見知らぬ中年の男が清水さんの部屋の玄関ドアを乱暴に叩きながらわめいていた。

背が高い。百九十センチ近くありそうだ。


その男は俺と目が合うと、

「何見てんだっ! あぁっ!」

俺にまで声を荒げる。


「いや別に、俺ん家そこなんで……」

「だったら見てねぇでさっさと行けよっ!」

「はあ、どうも……」

俺は頭を下げながら酒の臭いのする男の後ろを通り過ぎ自分の部屋へと入った。


「あなた、いい加減にして、近所迷惑でしょっ」

「ほらやっぱりいるんじゃねぇかっ! 美紗もそこにいるんだろっ! おい美紗、父さんだぞっ!」


聞こえてくるやり取りからすると廊下にいる男は清水さんの別れた旦那さん、つまり美紗ちゃんの父親のようだ。

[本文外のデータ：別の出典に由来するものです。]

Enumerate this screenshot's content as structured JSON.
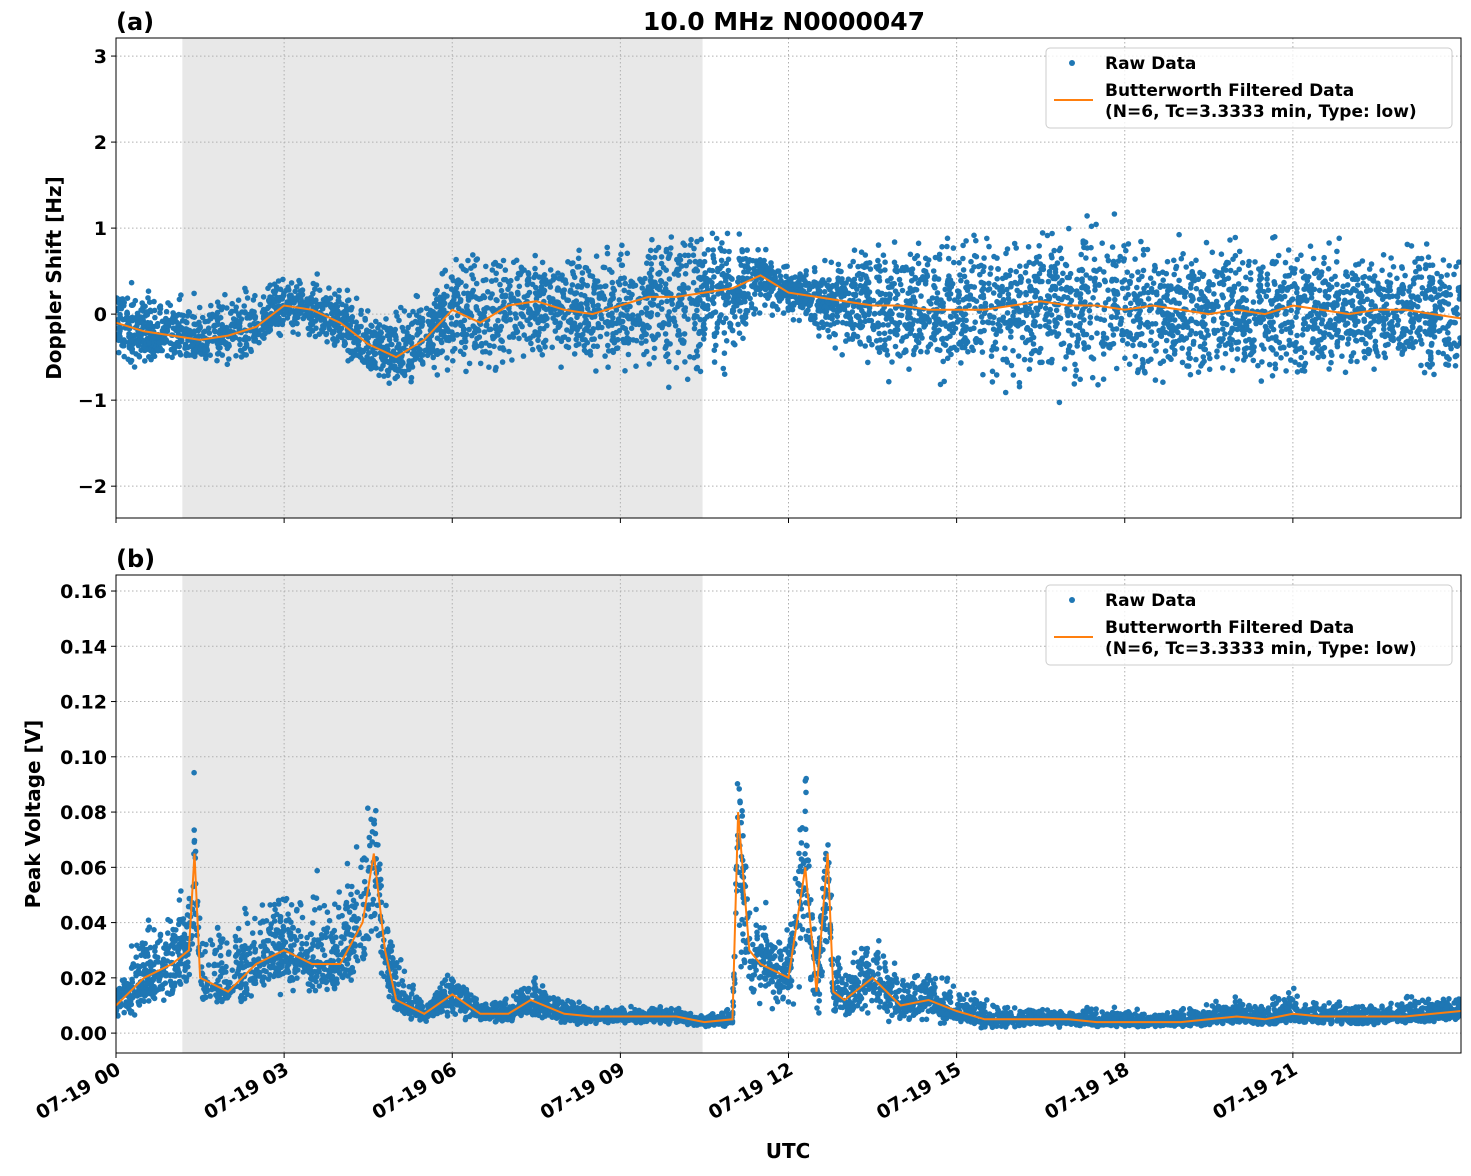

「早く開けないといつまででも騒いでやるからなっ! 近所の皆さーん、ここに住んでいる清水秋江はオレから娘の美紗を奪ったひどい女ですよーっ! オレと別れてすぐ他の男に乗り換えた淫乱女なんですよーっ!」


するとガチャッという音がして、

「バカなこと言わないでっ。恥ずかしいから入ってよもうっ」

根負けしたのか清水さんは玄関のドアを開けたらしい。


「はなっからそうしてりゃあいいんだ、手間かけさせやがって!」

「大きな声出さないでっ」


男が部屋に上がり込む。


俺はいけないと思いつつも、息をひそめ隣の部屋から聞こえてくる会話の続きに耳を傾けた。


「男はどこにいるっ」

「何言ってるの、そんな人いないわよっ」

「じゃなきゃオレと別れる理由がないだろっ」

「あなたがあたしと美紗に手を上げたからでしょっ」

「嘘をつくなっ」


耳を傾けるまでもなく清水さんと男との言い合いは聞こえてくる。

俺は真っ暗な部屋でつばを飲み込んだ。


「あなた今もお酒飲んでるでしょっ。前もそうだったじゃない、やめるやめるって言って――」

「うるせぇ!」

ドゴッ。ガラガラガッシャーン。

鈍い音のあとに何かが床に散乱する音が聞こえた。


「お母さんっ!」

美紗ちゃんの悲鳴が俺の耳に届く。


「やめてよお父さん、もう帰ってっ」

「美紗……お前まで父さんにそんな口聞くのか、あぁっ!」

ドンッ。

俺の部屋の壁から聞こえる強く何かが当たる音。


「や、やめてっ、苦しいっ……」

「美紗、お前に拒絶されたらオレは、オレはっ……!」

ドンッ。

またも壁から伝わる大きな音。


そこまでが限界だった。

俺は居ても立っても居られず部屋を飛び出ると清水さん家の玄関ドアを開けた。


「っ!」

その時俺の目に映ったのは床に倒れ込んで腕から血を流している清水さん、そして父親と思しき男が美紗ちゃんを壁に押し当て首を両手で締め上げているところだった。


「あぁ? お前さっきのっ」

「お、鬼束さ、ん……」

苦しそうにうめく美紗ちゃん。

うつろな目からは涙が流れ出ていた。


「やめろっ」

俺は男の腕を掴み美紗ちゃんから引きはがそうとする。

が、

「邪魔だっ!」

振り払った男のひじが俺のこめかみを強打した。

一瞬気を失いかけるもテーブルに寄りかかりなんとか倒れずに体勢を立て直す。


人を二人も殺して俺のレベルは上がっているものの男との身長差は約二十センチ、体重差はおそらく四十キロほどはある。力でどうにかするにはさすがに分が悪い。


「美紗ぁ、この男とどういう関係だっ!」

「あ、が……っ」


男が腕に力を込めた。

まずい、このままでは本当に美紗ちゃんが殺されてしまう。

どうにかしないとっ。


とその時だった。


ズブッ。


いつの間にか起き上がっていた清水さんが包丁を男の背中に突き刺した。


「あ、秋江っ……お前っ」

男は美紗ちゃんを放すとゆっくりと清水さんに向き直った。

解放された美紗ちゃんは口からよだれを垂らして床にへたり込む。


男は今度は清水さんの首を掴もうとして手を伸ばした。

清水さんは男を刺した姿勢のまま呆然と固まってしまっている。


「こ、殺して、やる……っ」

男が震える手を清水さんの首にかけたところで、

「……うわあぁっ」

俺は男の背中に刺さっていた包丁をさらに深く突き刺した。

考えての行動ではない。とっさに体が動いていたのだ。


「ごはぁっ……!」


人体について詳しくないのでよくはわからないが、俺の一撃はおそらく何かしらの臓器を貫いたのだろう、男は血を吐いて床に仰向けに倒れ込んだ。



「お、お母さんっ……」


美紗ちゃんに呼ばれ我に返った清水さんはすぐに美紗ちゃんのもとに駆け寄ると、お互いを抱きしめ合った。


「美紗っ」

「お母さんっ」


そんな母娘の抱擁を前に――



ててててってってってーん!



くしくも俺の頭の中ではレベルアップのファンファーレが鳴り響いていたのだった。